Coun. Kim Charlesworth expressed her displeasure on the seven per cent increase to sewer rates (around $25.20) and a nine per cent jump in water rates ($35.10) for a total increase for a single family dwelling of $60.30 ($810.90 overall for 2011).
She was recorded opposed to the increases in the rates, something council had agreed to three years ago in order to begin the task of replacing aging and crumbling infrastructure in the two utilities.
Her opposition to the increases gave Mayor John Dooley pause as the motions for the increases passed.
“Are you are okay with the plan we have, but not okay with the fee structure?” he asked.
“I just feel we could have done a little bit more to ease the burden for people on this,” said Coun. Charlesworth.
But Nelson has a huge aging infrastructure that the City has to upkeep and upgrade, said Coun. Robin Cherbo.
“I speak in favour of (an increase), and I don't know if it is fair or not fair,” he said.
Even though some people have raised concerns that they are in favour of water metering — so they would only have to pay for their usage of water — council still has to develop some sort of process that also covers the cost of the water and sewer network and the upgrade.

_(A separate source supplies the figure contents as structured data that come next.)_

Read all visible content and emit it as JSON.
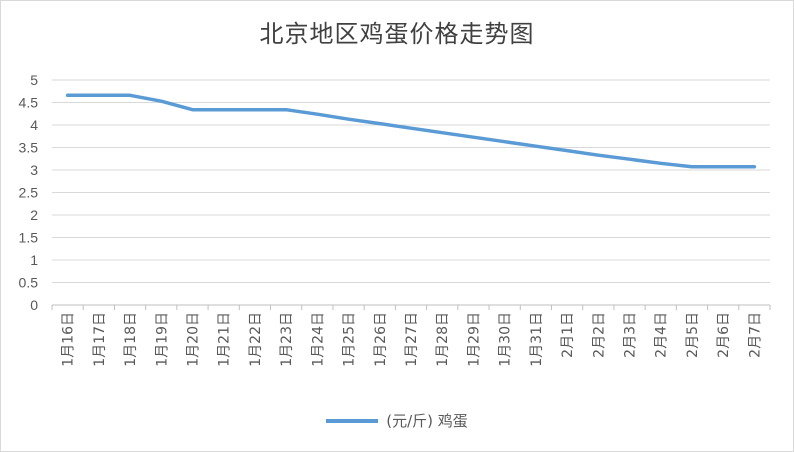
{
  "chart_data": {
    "type": "line",
    "title": "北京地区鸡蛋价格走势图",
    "categories": [
      "1月16日",
      "1月17日",
      "1月18日",
      "1月19日",
      "1月20日",
      "1月21日",
      "1月22日",
      "1月23日",
      "1月24日",
      "1月25日",
      "1月26日",
      "1月27日",
      "1月28日",
      "1月29日",
      "1月30日",
      "1月31日",
      "2月1日",
      "2月2日",
      "2月3日",
      "2月4日",
      "2月5日",
      "2月6日",
      "2月7日"
    ],
    "series": [
      {
        "name": "(元/斤) 鸡蛋",
        "color": "#5b9bd5",
        "values": [
          4.66,
          4.66,
          4.66,
          4.53,
          4.34,
          4.34,
          4.34,
          4.34,
          4.24,
          4.13,
          4.03,
          3.93,
          3.83,
          3.73,
          3.63,
          3.53,
          3.43,
          3.33,
          3.24,
          3.15,
          3.07,
          3.07,
          3.07
        ]
      }
    ],
    "yticks": [
      "0",
      "0.5",
      "1",
      "1.5",
      "2",
      "2.5",
      "3",
      "3.5",
      "4",
      "4.5",
      "5"
    ],
    "ylim": [
      0,
      5
    ],
    "grid": true,
    "legend": "bottom"
  }
}
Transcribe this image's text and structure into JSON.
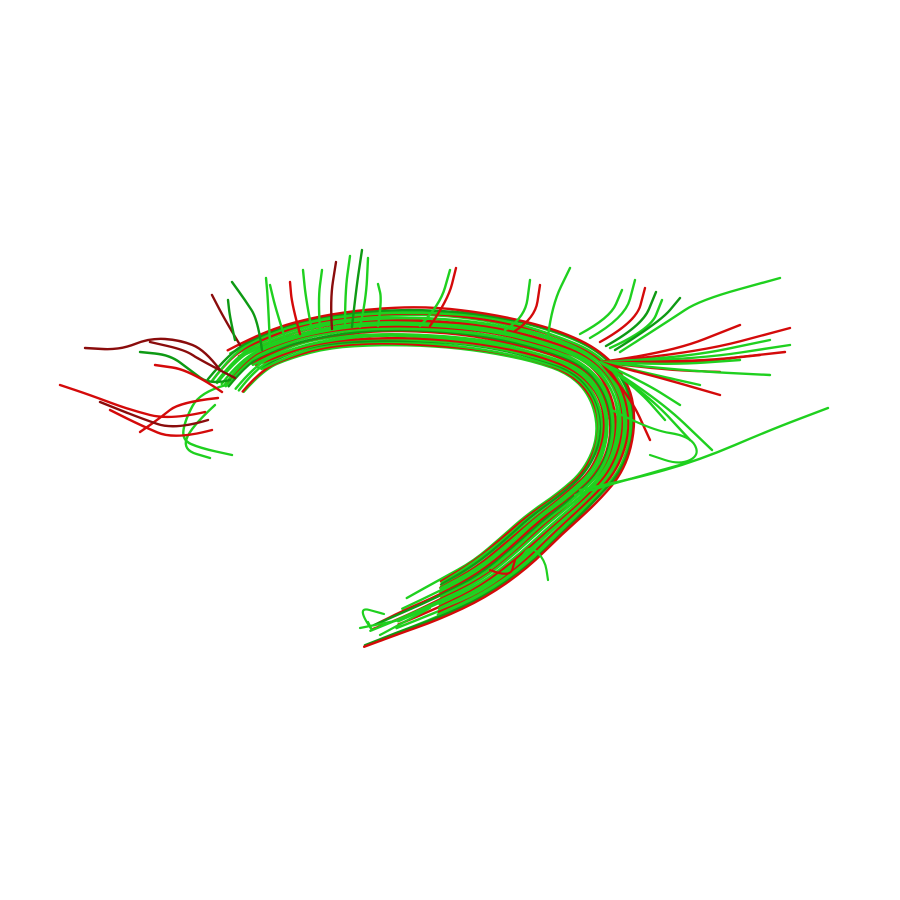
{
  "scene": {
    "background_color": "#ffffff",
    "subject": "fiber-tract-bundle",
    "colors": {
      "green": "#1fd01f",
      "green_dark": "#0e9a14",
      "red": "#d40a0a",
      "red_dark": "#8a0c0c"
    }
  }
}
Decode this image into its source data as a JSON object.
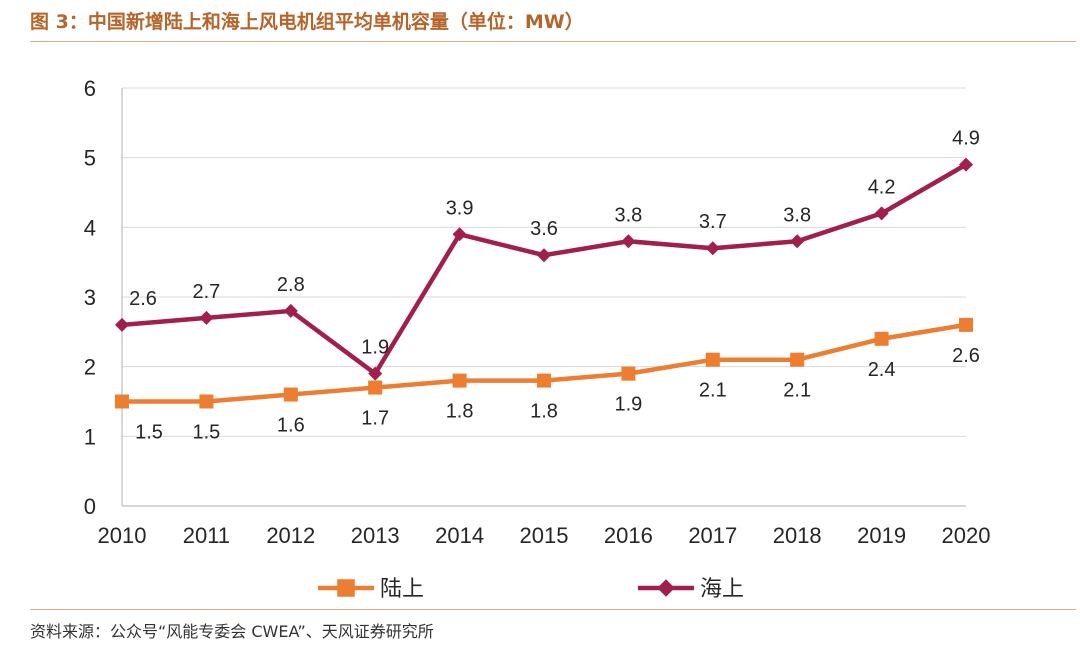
{
  "figure": {
    "title": "图 3：中国新增陆上和海上风电机组平均单机容量（单位：MW）",
    "source": "资料来源：公众号“风能专委会 CWEA”、天风证券研究所"
  },
  "chart_data": {
    "type": "line",
    "title": "图 3：中国新增陆上和海上风电机组平均单机容量（单位：MW）",
    "xlabel": "",
    "ylabel": "",
    "categories": [
      "2010",
      "2011",
      "2012",
      "2013",
      "2014",
      "2015",
      "2016",
      "2017",
      "2018",
      "2019",
      "2020"
    ],
    "ylim": [
      0,
      6
    ],
    "yticks": [
      "0",
      "1",
      "2",
      "3",
      "4",
      "5",
      "6"
    ],
    "grid": true,
    "legend_position": "bottom",
    "series": [
      {
        "name": "陆上",
        "color": "#ed7d31",
        "marker": "square",
        "label_position": "below",
        "values": [
          1.5,
          1.5,
          1.6,
          1.7,
          1.8,
          1.8,
          1.9,
          2.1,
          2.1,
          2.4,
          2.6
        ],
        "labels": [
          "1.5",
          "1.5",
          "1.6",
          "1.7",
          "1.8",
          "1.8",
          "1.9",
          "2.1",
          "2.1",
          "2.4",
          "2.6"
        ]
      },
      {
        "name": "海上",
        "color": "#a21f4b",
        "marker": "diamond",
        "label_position": "above",
        "values": [
          2.6,
          2.7,
          2.8,
          1.9,
          3.9,
          3.6,
          3.8,
          3.7,
          3.8,
          4.2,
          4.9
        ],
        "labels": [
          "2.6",
          "2.7",
          "2.8",
          "1.9",
          "3.9",
          "3.6",
          "3.8",
          "3.7",
          "3.8",
          "4.2",
          "4.9"
        ]
      }
    ]
  }
}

“Until we can determine what is a different process to do that, we have to go with this (increase),” he explained.
Within the cost of delivering a service there is a fixed cost and a variable cost, said Coun. Donna Macdonald. For the water system, it includes the replacing of the pipes, the water intake and the water treatment plant.
The estimate for that is really 90 per cent fixed, and 10 per cent of the cost is consumption, she said.
“We are really going to be surprised that there would not be that much change in the cost to us (if we metered) because 90 per cent of the cost is fixed, and that is the work we’re really tackling with our infrastructure upgrade,” Coun. Macdonald said.
Coun. Deb Kozak agreed.
“Just because we know how much water people are using doesn’t mean that water rates might go down, it’s about funding the system we have,” she pointed out.
But the City has to find a better and a more equitable way to fund the city’s commercial customers, she added.
City staff have received some direction through two recent workshops on how to address the rates. They are expected to make a report to council within the next two months on their findings and council will be dealing with that issue this year.
The rate increase will be in effect starting in April.
Power rates surge upward as well
Add the rising cost of the water and the sewer utility payments to the 9.6 per cent rate increase Nelson Hydro is recommending and it is beginning to look like a leaner winter for many Nelsonites.
“Our utility rates are lower than anywhere else in the country I would bet,” said Coun. Marg Stacey.
“I know 9.6 per cent is an ouch, but not when you are looking at big picture.”
Inflationary costs, wage and material costs going up, combine with increased power purchase costs to account for much of the needed increase, a City staff report said.
As well, Nelson Hydro is putting aside more money for capital improvements in the future.
The 9.6 per cent rate increase will result in a revenue increase of 6.62 per cent to the utility in 2011. The rate change will come into effect on the April Nelson Hydro billing statements.